Luthfi juga mengingatkan mahasiswa untuk memahami Undang-Undang Nomor 9 Tahun 1998 tentang Kemerdekaan Menyampaikan Pendapat di Muka Umum. Menyampaikan pendapat merupakan hak setiap warga negara, tetapi pelaksanaannya harus disertai tanggung jawab dan tidak boleh mengabaikan hak orang lain.

Selain menguasai persoalan, mahasiswa juga diminta terus mengawal aspirasi yang telah disampaikan.

Luthfi juga menyampaikan agar kondusivitas tetap dijaga. Sebab, kondusivitas daerah juga menjadi salah satu faktor penting dalam mendorong masuknya investasi. Kepastian hukum dan keamanan diperlukan untuk membangun kepercayaan investor, baik dari dalam maupun luar negeri.

Oleh karena itu, penyampaian aspirasi juga harus menjadi bagian dari pendidikan politik yang tidak merugikan kepentingan masyarakat maupun pembangunan daerah.

“Jawa Tengah tetap aman.

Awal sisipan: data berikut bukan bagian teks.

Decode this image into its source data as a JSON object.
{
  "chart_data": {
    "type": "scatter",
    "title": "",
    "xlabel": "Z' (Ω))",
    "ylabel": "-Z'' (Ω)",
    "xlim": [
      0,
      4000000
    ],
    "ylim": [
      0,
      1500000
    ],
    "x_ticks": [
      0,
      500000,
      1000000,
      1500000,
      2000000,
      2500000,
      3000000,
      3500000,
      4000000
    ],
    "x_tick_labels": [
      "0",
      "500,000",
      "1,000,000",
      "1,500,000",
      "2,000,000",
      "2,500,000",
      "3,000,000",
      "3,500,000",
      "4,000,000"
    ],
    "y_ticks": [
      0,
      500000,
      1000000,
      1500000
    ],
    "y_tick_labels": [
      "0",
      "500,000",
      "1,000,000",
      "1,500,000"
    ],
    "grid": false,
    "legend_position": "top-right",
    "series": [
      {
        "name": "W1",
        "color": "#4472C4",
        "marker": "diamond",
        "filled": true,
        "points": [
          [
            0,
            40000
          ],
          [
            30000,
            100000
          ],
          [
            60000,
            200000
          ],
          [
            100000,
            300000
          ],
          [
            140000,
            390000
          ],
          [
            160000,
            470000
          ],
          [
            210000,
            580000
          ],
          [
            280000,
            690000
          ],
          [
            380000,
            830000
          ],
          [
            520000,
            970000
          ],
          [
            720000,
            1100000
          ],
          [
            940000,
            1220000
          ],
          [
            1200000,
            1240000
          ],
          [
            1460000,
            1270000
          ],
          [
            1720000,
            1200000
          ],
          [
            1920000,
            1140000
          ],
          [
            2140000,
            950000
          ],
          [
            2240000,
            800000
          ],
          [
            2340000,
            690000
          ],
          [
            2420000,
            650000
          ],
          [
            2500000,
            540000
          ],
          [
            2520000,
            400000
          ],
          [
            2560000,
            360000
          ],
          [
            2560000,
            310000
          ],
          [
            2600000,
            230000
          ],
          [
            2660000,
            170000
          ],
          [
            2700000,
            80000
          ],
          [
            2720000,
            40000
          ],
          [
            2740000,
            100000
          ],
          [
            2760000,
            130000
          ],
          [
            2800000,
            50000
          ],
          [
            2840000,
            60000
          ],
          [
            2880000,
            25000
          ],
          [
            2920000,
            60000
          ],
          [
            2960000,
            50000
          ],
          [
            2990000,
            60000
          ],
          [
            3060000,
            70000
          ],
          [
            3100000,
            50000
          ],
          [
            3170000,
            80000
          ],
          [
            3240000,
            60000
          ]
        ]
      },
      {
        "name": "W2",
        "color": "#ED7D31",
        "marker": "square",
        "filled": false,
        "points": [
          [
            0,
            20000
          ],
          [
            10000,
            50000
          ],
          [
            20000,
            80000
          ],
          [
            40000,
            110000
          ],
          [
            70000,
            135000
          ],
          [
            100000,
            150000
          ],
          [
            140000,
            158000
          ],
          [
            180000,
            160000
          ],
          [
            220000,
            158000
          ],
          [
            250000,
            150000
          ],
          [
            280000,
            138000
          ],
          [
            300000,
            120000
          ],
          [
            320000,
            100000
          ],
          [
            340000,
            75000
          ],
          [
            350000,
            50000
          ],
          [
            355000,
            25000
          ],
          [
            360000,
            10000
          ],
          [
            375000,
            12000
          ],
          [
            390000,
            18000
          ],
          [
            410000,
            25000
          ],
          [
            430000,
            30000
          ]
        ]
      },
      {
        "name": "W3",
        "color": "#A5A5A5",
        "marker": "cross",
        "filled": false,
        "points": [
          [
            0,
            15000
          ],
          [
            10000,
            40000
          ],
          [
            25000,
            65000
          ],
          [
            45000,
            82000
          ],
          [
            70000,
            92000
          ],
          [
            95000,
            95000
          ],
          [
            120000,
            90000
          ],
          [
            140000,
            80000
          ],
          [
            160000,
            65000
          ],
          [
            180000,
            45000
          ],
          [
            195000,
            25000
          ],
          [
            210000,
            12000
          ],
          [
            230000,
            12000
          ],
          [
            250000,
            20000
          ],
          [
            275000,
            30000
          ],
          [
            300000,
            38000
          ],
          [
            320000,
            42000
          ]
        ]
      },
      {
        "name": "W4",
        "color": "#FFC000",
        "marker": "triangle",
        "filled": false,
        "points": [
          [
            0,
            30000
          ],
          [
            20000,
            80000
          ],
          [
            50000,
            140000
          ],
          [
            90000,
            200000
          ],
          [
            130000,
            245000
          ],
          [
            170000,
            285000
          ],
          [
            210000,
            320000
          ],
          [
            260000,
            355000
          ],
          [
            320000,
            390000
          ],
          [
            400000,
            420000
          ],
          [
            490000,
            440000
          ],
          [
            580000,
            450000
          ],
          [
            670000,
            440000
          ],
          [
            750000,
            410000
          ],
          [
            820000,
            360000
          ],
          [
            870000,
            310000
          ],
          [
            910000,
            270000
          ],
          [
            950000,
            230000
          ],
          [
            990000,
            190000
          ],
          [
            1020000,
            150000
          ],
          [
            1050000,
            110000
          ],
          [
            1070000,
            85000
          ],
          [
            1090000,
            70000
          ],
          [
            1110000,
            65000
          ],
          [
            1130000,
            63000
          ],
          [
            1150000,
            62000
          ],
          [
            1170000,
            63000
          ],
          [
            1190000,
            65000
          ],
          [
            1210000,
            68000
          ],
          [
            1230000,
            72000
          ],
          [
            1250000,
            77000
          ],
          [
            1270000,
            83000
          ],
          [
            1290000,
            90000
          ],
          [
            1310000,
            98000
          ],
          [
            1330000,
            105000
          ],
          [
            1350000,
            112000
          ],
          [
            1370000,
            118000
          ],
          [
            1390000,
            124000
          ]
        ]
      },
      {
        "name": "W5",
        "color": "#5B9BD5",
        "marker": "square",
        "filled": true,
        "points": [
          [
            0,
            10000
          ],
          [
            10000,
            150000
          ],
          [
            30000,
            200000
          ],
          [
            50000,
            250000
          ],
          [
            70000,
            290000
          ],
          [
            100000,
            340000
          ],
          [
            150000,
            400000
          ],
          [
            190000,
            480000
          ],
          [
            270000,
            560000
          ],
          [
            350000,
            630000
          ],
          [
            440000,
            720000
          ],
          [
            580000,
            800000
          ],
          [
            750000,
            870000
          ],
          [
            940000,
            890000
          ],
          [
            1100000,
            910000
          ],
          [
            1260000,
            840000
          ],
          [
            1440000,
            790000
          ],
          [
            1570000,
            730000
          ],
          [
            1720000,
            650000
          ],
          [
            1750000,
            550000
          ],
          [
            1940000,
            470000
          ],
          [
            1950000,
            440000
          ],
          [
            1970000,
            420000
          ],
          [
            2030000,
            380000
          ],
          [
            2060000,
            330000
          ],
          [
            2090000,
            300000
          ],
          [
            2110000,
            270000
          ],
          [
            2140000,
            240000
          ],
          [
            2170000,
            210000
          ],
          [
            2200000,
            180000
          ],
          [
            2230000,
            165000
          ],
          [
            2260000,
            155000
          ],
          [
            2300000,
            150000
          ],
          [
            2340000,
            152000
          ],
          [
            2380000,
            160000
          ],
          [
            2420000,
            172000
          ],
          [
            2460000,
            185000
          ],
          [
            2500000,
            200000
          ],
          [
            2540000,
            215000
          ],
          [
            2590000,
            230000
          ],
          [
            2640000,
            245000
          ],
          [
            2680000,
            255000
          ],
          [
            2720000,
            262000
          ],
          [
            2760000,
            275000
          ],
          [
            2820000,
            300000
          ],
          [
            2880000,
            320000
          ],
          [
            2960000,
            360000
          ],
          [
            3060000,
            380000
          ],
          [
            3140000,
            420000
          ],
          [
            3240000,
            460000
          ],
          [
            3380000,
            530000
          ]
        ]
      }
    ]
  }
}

Saya jamin, tidak pernah ada konflik komunal horizontal di Jawa Tengah. Jawa Tengah punya tepa selira, tenggang rasa antarmasyarakat kita,” tuturnya.

Ia juga mendorong kader PMII membangun komunikasi dengan pemerintah daerah, kepolisian, dan unsur Forum Koordinasi Pimpinan Daerah (Forkopimda). Kedekatan tersebut diharapkan membuka ruang dialog dan kolaborasi dalam menyelesaikan persoalan masyarakat.

Sementara itu, Ketua PC PMII Kabupaten Kudus, Medan Wijaya, menyatakan dukungan terhadap pemerintahan Gubernur Ahmad Luthfi dan Wakil Gubernur Taj Yasin. Terlebih, Ahmad Luthfi merupakan bagian dari keluarga besar PMII dan tercatat sebagai alumni PMII IAIN Sunan Ampel Surabaya.

“Kami menyadari bahwa Pak Gubernur bukan orang lain, tetapi bagian dari keluarga besar Pergerakan Mahasiswa Islam Indonesia,” ujarnya.

Konfercab tersebut dihadiri sekitar 230 anggota dan kader dari tingkat rayon, komisariat, hingga cabang. Agenda itu menjadi bagian dari proses regenerasi kepengurusan sekaligus perumusan kajian strategis terkait kaderisasi, organisasi, dan kelembagaan PMII.

Bupati Kudus, Sam’ani Intakoris, menyatakan pemerintah daerah terbuka terhadap kritik dan masukan dari para kader PMII. Ia berharap PMII terus memberikan ide dan inovasi untuk mendukung pembangunan Kabupaten Kudus.

“Ingatkan, beri masukan, beri ide-ide dan inovasi-inovasi. Ketika nanti ada yang kurang baik, bisa langsung kepada saya, Pak Gubernur, maupun Pak Wakil Gubernur. Ini adalah bentuk komunikasi dan kolaborasi buat kita semuanya,” katanya.